The thing that really grabbed me though, was this fantastic passage mid-way through the article. I’ve maintained for some time that ad execs and their TV counterparts have their heads in their asses, but I never imagined one of them would be stupid enough to state it for the record (albeit anonymously). Of course, I should have known better:
More than a few media executives were astonished that some marketers would agree to [substituting digital makegoods]. “What have we come to?” asks one disgruntled executive. “How can this beat full-screen television? We don’t even know if they can measure the Internet properly, let alone giving us a demographic breakdown.”
Bwa-ha-ha-ha-ha-ha-ha-ha-ha-ha! Are you fucking kidding me? Let’s respond to each point in turn, shall we?
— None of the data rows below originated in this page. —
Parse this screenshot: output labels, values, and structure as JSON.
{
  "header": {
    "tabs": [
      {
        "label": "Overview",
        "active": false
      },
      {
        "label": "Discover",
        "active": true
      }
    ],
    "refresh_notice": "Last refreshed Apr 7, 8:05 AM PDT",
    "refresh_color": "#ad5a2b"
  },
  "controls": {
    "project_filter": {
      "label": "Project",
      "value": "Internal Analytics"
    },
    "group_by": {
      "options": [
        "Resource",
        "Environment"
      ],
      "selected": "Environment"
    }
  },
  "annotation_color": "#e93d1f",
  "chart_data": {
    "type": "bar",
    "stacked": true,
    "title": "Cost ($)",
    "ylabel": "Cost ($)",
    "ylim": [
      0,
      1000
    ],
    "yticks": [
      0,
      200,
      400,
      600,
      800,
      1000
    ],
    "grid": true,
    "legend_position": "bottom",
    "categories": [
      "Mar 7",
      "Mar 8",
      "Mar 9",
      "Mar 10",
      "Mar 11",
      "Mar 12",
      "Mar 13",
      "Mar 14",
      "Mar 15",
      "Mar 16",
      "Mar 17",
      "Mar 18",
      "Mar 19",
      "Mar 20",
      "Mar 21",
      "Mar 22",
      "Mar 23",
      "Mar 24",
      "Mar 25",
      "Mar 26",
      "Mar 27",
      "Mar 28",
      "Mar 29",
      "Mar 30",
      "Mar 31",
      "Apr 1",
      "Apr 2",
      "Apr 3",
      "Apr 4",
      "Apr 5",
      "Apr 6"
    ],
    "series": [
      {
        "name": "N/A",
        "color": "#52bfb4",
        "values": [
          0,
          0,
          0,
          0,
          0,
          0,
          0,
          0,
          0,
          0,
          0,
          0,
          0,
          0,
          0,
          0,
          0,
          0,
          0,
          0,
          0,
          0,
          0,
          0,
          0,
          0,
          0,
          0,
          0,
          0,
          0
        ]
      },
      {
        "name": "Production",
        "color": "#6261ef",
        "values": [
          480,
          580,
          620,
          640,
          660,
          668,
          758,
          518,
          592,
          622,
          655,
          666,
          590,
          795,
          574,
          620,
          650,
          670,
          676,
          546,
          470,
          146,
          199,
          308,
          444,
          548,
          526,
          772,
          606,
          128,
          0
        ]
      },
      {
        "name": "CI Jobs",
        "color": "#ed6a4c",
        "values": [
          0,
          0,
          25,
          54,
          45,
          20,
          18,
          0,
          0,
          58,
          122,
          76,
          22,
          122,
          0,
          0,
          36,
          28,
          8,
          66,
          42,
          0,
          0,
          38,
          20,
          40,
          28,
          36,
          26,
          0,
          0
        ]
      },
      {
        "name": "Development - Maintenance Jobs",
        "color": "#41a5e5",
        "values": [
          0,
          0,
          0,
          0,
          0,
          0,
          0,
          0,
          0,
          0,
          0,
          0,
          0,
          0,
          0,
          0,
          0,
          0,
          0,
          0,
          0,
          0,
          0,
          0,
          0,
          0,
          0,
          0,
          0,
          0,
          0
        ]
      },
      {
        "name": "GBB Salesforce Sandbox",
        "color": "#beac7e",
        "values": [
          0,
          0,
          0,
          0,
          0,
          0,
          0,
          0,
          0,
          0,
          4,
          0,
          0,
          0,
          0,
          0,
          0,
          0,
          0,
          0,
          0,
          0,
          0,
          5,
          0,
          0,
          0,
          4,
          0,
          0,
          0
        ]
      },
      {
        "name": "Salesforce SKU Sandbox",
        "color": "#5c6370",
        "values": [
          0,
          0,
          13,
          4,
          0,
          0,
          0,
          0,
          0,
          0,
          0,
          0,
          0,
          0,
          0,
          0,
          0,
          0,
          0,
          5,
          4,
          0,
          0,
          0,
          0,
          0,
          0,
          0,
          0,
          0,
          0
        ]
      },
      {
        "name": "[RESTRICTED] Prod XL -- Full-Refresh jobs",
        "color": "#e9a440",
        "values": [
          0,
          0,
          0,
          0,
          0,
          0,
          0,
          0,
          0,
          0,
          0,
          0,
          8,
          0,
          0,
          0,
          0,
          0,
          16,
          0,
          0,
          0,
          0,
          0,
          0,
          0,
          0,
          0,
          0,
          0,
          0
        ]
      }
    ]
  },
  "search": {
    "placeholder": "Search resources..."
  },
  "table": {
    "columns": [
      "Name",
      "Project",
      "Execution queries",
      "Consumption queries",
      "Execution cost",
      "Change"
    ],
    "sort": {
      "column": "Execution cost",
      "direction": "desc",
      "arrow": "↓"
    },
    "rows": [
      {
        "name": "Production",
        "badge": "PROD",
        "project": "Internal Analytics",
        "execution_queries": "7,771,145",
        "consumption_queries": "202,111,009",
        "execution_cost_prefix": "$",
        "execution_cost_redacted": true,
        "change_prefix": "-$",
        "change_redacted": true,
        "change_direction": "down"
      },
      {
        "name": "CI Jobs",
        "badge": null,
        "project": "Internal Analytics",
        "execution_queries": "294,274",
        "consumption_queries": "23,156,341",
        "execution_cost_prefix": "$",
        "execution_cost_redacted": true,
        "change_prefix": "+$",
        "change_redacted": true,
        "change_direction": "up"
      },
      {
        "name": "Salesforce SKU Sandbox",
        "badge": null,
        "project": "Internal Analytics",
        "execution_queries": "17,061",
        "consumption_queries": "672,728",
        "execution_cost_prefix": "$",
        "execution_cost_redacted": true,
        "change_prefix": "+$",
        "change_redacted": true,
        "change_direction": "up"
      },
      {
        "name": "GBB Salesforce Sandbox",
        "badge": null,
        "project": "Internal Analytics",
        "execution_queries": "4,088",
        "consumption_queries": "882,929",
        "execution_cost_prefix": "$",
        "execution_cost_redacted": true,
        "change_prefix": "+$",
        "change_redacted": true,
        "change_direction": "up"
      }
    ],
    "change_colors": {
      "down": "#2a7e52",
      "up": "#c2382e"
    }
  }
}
“What have we come to?” It’s called the twenty-first century. You might have heard of it? It started about 70 years after the birth of the TV industry, and ten years after the end of the decade you, your colleagues and the entire advertising industry are stuck in (in case you’re still hungover from yesterday’s coke-and-Dom-fueled “lunch”, I’m referring to the 80’s). Were the 90’s that scary? Was grunge so terrible you all just decided “Fuck this, we’re going back to the 80’s. Shoulder pads, Miami Vice and Flock of Seagulls. Woohoo!” If and when you do decide to catch up with the rest of the world, brace yourself: OJ killed somebody but got away with it, Magic Johnson got HIV but it didn’t kill him, America invaded Iraq (twice), Michael Jackson molested a bunch of kids, and to make matters worse they made a Sex and the City movie!
“How can this beat full-screen television?” Um, by being relevant, interactive, measurable and less intrusive. You should give this Interweb-thingy a try sometime, dude – it’s really swell!
“We don’t even know if they can measure the Internet properly, let alone giving us a demographic breakdown.” WTF? Of course we can measure the Internet properly! We can measure everything, that’s what’s so damn cool about the medium! Sure, some analytics tools are better than others, but even the crappy hit counters we used to stick on our FrontPage sites in the 90’s were more accurate than anything the TV networks have. I mean for God’s sake – do any of you know someone with a people meter? Talk about the pot and the fucking kettle!
What the hell, I needed a laugh today. Sweet.